Proxies must not retry

You live in the cloud. Your app lives in the cloud. Mostly. You’ve decided to add access controls via a simple proxy. Your service is supposed to have “100%” uptime, so of course the proxy has to have “100%” uptime.

So far so good – except that the back end only has 99.9% uptime and your friendly ops people have set up alarms that check service uptime via your proxy. Since you don’t want to get dinged you figure you’ll retry. No alarms, no problem. Right?

Truth is you’ve just made your app slower. Probably a lot slower. And more expensive. And less stable.

Huh?

Look at the data

Have a look at this picture. This is a real test for a proxy that retries after 15s.

Response times with retries

Let’s focus on the orange data. You’ll have to trust me when I say there are orange dots under the green dots. What you see is that the retry works really well: typical response time is about 2s and if that fails we get responses after about 17s (15+2) and if that fails we get responses after about 32s (215+2) and if that fails we get responses after about 47s (315+2). This is great! The proxy works!

Does it though? What should the client do? Should it wait for 50s? Or should it retry retry 25 times after 2s in the hopes that a single call will take the expected 2s? ? 10 times after 5s to account for some spread? Exponential backoff?

Based on the orange lines the client should absolutely retry every 3-5s. Of course that will kill your proxy and back end because under load each of the “timed out” calls will still go through the full proxy/back-end retry cycle. You just made the client DoS your service.
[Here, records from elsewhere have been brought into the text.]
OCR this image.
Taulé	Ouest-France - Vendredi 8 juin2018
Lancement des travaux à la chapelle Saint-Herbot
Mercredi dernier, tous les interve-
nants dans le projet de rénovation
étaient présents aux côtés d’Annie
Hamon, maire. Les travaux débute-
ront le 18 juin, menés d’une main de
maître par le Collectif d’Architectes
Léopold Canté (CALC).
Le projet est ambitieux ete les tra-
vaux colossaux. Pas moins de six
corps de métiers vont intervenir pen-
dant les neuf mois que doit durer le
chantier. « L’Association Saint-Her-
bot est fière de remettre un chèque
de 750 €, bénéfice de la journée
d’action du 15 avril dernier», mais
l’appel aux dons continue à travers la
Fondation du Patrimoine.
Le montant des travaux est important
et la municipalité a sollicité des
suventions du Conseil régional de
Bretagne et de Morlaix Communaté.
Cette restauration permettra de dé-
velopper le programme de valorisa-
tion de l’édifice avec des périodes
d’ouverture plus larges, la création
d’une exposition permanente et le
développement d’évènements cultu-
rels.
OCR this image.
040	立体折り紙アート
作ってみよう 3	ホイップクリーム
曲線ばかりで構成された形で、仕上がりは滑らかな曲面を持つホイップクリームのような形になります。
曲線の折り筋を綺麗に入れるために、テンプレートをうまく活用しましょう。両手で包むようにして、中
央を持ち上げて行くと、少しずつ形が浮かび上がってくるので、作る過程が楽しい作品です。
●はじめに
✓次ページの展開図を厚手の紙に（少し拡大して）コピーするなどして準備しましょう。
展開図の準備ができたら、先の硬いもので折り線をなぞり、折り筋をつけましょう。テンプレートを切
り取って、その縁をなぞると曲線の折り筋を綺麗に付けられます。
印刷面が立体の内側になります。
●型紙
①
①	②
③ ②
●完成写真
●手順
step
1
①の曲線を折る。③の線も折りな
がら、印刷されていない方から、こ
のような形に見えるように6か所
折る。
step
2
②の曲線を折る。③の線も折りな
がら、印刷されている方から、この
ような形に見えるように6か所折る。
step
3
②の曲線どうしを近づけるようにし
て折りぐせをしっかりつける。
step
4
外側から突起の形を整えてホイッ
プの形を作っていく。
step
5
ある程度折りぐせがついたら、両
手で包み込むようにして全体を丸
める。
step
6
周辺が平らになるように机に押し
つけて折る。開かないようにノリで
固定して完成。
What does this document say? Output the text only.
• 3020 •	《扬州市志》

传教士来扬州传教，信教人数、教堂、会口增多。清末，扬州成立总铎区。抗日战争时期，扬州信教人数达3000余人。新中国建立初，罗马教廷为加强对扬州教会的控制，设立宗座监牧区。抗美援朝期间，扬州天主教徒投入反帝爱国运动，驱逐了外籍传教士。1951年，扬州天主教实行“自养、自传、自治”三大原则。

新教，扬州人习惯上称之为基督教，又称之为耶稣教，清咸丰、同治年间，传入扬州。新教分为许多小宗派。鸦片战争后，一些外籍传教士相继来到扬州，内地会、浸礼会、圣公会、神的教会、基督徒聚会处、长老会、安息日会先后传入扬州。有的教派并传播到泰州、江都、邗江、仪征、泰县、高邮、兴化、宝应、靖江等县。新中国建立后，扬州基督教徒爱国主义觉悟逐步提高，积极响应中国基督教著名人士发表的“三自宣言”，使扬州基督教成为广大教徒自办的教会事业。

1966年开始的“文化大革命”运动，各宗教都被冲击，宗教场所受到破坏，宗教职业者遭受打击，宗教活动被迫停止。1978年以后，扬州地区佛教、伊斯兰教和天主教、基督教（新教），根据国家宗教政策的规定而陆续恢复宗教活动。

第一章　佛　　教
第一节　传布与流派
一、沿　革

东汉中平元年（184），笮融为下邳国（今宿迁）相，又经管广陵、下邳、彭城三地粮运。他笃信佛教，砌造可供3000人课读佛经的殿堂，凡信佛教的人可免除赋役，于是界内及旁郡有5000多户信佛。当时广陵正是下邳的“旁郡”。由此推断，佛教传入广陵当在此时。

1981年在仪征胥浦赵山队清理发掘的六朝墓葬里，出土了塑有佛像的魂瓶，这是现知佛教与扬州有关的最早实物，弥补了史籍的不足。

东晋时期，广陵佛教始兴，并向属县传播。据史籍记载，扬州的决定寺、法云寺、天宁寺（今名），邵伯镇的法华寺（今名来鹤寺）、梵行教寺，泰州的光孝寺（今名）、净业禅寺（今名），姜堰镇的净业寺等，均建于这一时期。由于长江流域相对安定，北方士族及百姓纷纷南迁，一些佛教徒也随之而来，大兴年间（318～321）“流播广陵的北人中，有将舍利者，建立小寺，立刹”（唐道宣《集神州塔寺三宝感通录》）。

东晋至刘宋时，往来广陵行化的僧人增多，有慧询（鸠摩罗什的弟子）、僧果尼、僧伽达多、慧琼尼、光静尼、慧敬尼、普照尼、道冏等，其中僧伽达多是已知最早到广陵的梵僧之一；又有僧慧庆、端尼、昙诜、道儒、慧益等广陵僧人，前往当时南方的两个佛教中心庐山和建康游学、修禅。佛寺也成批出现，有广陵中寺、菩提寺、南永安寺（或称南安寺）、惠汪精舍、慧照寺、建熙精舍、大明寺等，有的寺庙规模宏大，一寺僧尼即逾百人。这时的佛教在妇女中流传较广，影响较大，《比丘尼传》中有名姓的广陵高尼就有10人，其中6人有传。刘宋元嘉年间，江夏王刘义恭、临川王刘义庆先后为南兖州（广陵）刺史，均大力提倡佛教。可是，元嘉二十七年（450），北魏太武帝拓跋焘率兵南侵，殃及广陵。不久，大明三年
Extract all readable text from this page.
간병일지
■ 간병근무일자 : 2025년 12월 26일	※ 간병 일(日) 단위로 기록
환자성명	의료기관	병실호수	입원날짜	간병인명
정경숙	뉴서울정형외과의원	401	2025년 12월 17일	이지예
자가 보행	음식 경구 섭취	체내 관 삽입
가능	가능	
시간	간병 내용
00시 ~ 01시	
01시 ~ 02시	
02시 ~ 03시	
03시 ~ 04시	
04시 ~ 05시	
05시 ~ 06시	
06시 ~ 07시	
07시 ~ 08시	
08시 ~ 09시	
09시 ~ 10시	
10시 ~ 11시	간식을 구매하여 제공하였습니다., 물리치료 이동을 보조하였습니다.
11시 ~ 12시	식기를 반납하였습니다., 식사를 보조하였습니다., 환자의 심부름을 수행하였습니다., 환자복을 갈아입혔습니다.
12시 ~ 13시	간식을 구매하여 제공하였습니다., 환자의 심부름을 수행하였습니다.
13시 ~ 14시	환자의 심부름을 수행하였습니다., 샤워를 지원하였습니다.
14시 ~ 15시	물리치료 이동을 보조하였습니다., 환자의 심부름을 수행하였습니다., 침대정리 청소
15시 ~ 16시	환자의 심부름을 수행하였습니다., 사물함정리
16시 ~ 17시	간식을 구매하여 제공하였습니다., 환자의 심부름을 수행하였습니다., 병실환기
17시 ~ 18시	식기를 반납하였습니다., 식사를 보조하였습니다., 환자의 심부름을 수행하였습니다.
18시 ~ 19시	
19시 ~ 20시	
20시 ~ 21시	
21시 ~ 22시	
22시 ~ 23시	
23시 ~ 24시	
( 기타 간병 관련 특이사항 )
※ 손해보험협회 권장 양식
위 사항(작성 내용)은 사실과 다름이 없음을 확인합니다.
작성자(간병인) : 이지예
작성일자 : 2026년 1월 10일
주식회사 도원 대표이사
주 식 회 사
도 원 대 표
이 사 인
In practice the blue data is more realistic. Under load there is a time spread in service response times. Some calls may take up to 15s and response times generally increase with server load. This is why best practice would suggest exponential backoff. Using exponential backoff may improve the situation because you will eventually wait longer than the first proxy retry but even now the early calls in the backoff sequence are “timing out” on the client but the abandoned client calls still put a load on the backend through the proxy retry pattern so now you are using the proxy to DoS your service. Better but not good.

Finally, in both of the above cases you client contains retry code. Now, why would you have retry code in your proxy?

Slower? I don’t believe you!

Ok. Just for you I have created this cool little toy on GitHub which allows you to walk through this step by step. Let’s say your server takes at least 2s to respond and at most 6s. Let’s model this as a gaussian because they are pretty:

Example of retries making response slower

The blue line shows instantaneous probability that your request will be served at this time. The green line is the integrated probability, meaning that your request will be served by this time. Basically at 6s it is all but guaranteed that you received a reply.

So far so good. Now let’s have a look at the red line and what happens if we retry. If we retry early then we give up on any chance of the old request being fulfilled and start the wait again at the beginning. What this shows very nicely is that for any retry before you are guaranteed completion at 6s your performance will get worse.

How’s that different from the client doing the retry? Admittedly it isn’t. Except the client now has to wait until it’s guaranteed that the proxy would return!